During the race, Presley had affirmed what he said were his pro-life beliefs, though he still voiced his support for some abortion rights. “My faith teaches me to be pro-life, and I support exceptions in our law for rape, incest, and life of the mother,” Presley said during a recent debate with Reeves. “I’m pro-life, and I have been forever.”
Presley had received financial support from at least one notable pro-abortion partisan. Donor filings showed tens of thousands of dollars in support from Karla Jurvetson, the vice chair of the board of directors of Emily’s List, a group that supports pro-abortion politicians around the country. He had also received support from official Democratic channels, including the Democratic Governors Association, which pumped $4 million into his ultimately unsuccessful campaign.

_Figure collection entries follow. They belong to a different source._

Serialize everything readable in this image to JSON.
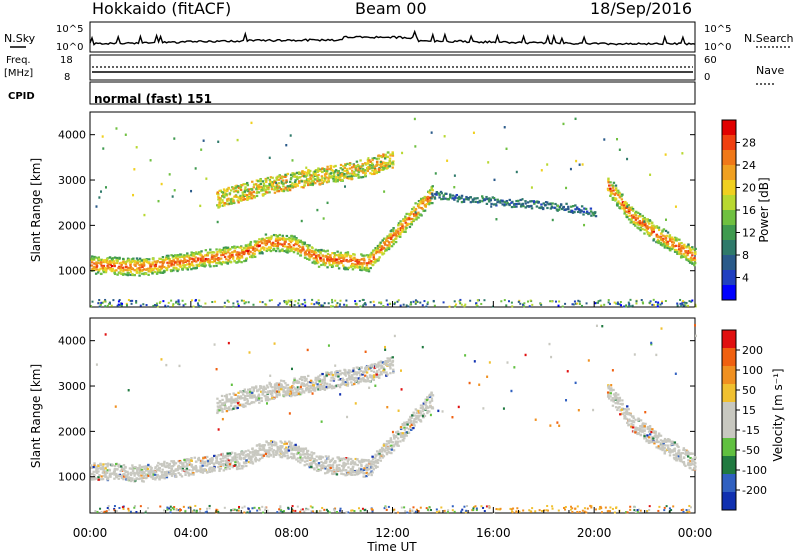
{
  "header": {
    "title": "Hokkaido (fitACF)",
    "beam": "Beam 00",
    "date": "18/Sep/2016"
  },
  "top_panels": {
    "nsky_label": "N.Sky",
    "nsky_scale_top": "10^5",
    "nsky_scale_bottom": "10^0",
    "nsearch_label": "N.Search",
    "nsearch_scale_top": "10^5",
    "nsearch_scale_bottom": "10^0",
    "freq_label": "Freq.",
    "freq_unit": "[MHz]",
    "freq_top": "18",
    "freq_bottom": "8",
    "nave_label": "Nave",
    "nave_top": "60",
    "nave_bottom": "0",
    "cpid_label": "CPID",
    "cpid_text": "normal (fast) 151"
  },
  "chart_data": [
    {
      "type": "heatmap",
      "ylabel": "Slant Range [km]",
      "xlabel": "Time UT",
      "x_ticks": [
        "00:00",
        "04:00",
        "08:00",
        "12:00",
        "16:00",
        "20:00",
        "00:00"
      ],
      "y_ticks": [
        "1000",
        "2000",
        "3000",
        "4000"
      ],
      "ylim": [
        200,
        4500
      ],
      "colorbar": {
        "label": "Power [dB]",
        "ticks": [
          "4",
          "8",
          "12",
          "16",
          "20",
          "24",
          "28"
        ],
        "colors": [
          "#0000ff",
          "#2040c0",
          "#2a5a8a",
          "#2f7a6a",
          "#3f9a4f",
          "#6fc040",
          "#b8d830",
          "#f0d020",
          "#f0a020",
          "#f07818",
          "#f04010",
          "#e00000"
        ]
      },
      "bands": [
        {
          "t": [
            0,
            2,
            4,
            6,
            7,
            8,
            9,
            11,
            12,
            13.5
          ],
          "r": [
            1150,
            1100,
            1250,
            1400,
            1650,
            1600,
            1300,
            1200,
            1800,
            2700
          ],
          "level": "high"
        },
        {
          "t": [
            20.5,
            21.5,
            22.5,
            24
          ],
          "r": [
            2900,
            2200,
            1800,
            1300
          ],
          "level": "high"
        },
        {
          "t": [
            5,
            7,
            9,
            11,
            12
          ],
          "r": [
            2600,
            2900,
            3100,
            3300,
            3500
          ],
          "level": "mid"
        },
        {
          "t": [
            13.5,
            15,
            17,
            19,
            20
          ],
          "r": [
            2700,
            2600,
            2500,
            2400,
            2300
          ],
          "level": "low"
        }
      ]
    },
    {
      "type": "heatmap",
      "ylabel": "Slant Range [km]",
      "xlabel": "Time UT",
      "x_ticks": [
        "00:00",
        "04:00",
        "08:00",
        "12:00",
        "16:00",
        "20:00",
        "00:00"
      ],
      "y_ticks": [
        "1000",
        "2000",
        "3000",
        "4000"
      ],
      "ylim": [
        200,
        4500
      ],
      "colorbar": {
        "label": "Velocity [m s⁻¹]",
        "ticks": [
          "200",
          "100",
          "50",
          "15",
          "-15",
          "-50",
          "-100",
          "-200"
        ],
        "colors": [
          "#1030b0",
          "#3060c0",
          "#207a40",
          "#60c040",
          "#c8c8c0",
          "#c8c8c0",
          "#f0c030",
          "#f09020",
          "#f06010",
          "#e01010"
        ]
      },
      "bands": [
        {
          "t": [
            0,
            2,
            4,
            6,
            7,
            8,
            9,
            11,
            12,
            13.5
          ],
          "r": [
            1150,
            1100,
            1250,
            1400,
            1650,
            1600,
            1300,
            1200,
            1800,
            2700
          ],
          "level": "ground"
        },
        {
          "t": [
            20.5,
            21.5,
            22.5,
            24
          ],
          "r": [
            2900,
            2200,
            1800,
            1300
          ],
          "level": "ground"
        },
        {
          "t": [
            5,
            7,
            9,
            11,
            12
          ],
          "r": [
            2600,
            2900,
            3100,
            3300,
            3500
          ],
          "level": "ground"
        }
      ]
    }
  ],
  "time_axis_label": "Time UT"
}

Presley had denied that campaign donations could sway his opinions, stating during the debate that “if somebody donates to my campaign, it doesn’t change my beliefs for one second.”
Elsewhere in the U.S., voters delivered more unequivocal victories for abortion-rights supporters on Tuesday night.
Ohio voters overwhelmingly approved a ballot referendum that adds a new “right” to “reproductive freedom,” including abortion and contraception, to the state constitution, ending a long and contentious fight over the measure there.
And in Virginia, Democrats secured full control of the state Legislature, thwarting Republican Gov. Glenn Youngkin’s efforts to flip the state Senate and enact a 15-week abortion ban throughout the state.